Across from him, that young fella with the razor had the look in his green eyes that said he had already decided how this might end. Davy and Renn had finally gotten around to taking stock and, clearly, their confidence was not what it was when they first crossed the threshold.
Dab held up a hand instead of taking the cloth-wrapped coins, dug into his pocket while pretending to not look around at all the sharp objects in the room and pulled out a similar cloth from his coat. He opened, counted a few coins and pocket them. He placed the rest of the coins on the wood crate without looking into those green eyes.
The Rook looked at the coins. Looked at him.
“Pleasure doing business with you, Dab. I’m glad we could overcome our complications together in a mutually beneficial way.”

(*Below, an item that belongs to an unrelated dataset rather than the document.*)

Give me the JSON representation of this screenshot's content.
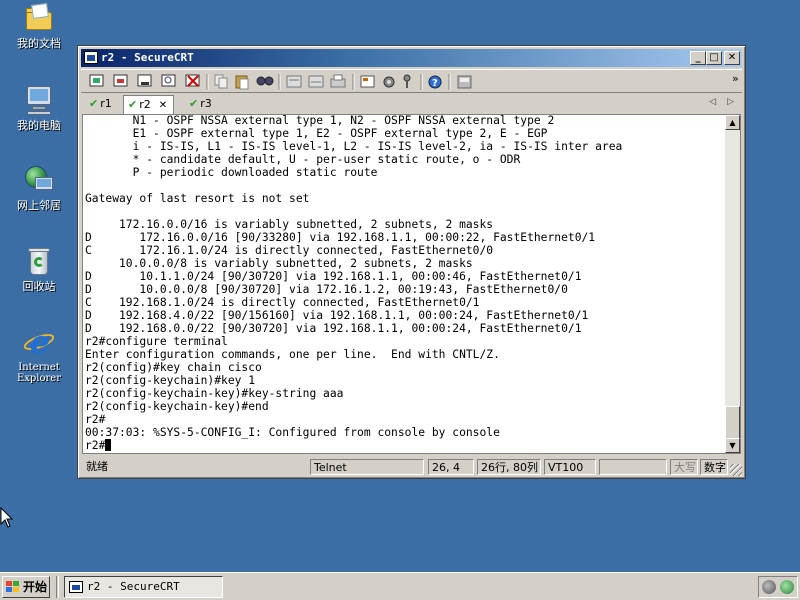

“You’d better be worth it,” he grumbled.
The young man said nothing. Just looked at him with those green eyes until Dab looked away first.
Dab grunted and gestured for the men to leave the Rookery.
“It’s still up in the air if you are,” he called out after them.
Jac dropped from the window frame into the room, landed without sound. She jogged over to the stairwell and held out what remained of the apple in Dab’s direction and shouted down the stairs, “Are you saying that you aren’t interested in my ruby-red apple, Davy? Davy?”
She tossed the apple to the Rook, who took a bite out of it. “He left without his apple,” she said pouting.
“He’ll be back,” he replied, taking another bite.
“I know.” Jac was already moving toward the roof exit, rolling her shoulders out. “We should probably get better apples. Something’s been nibbling at that one.”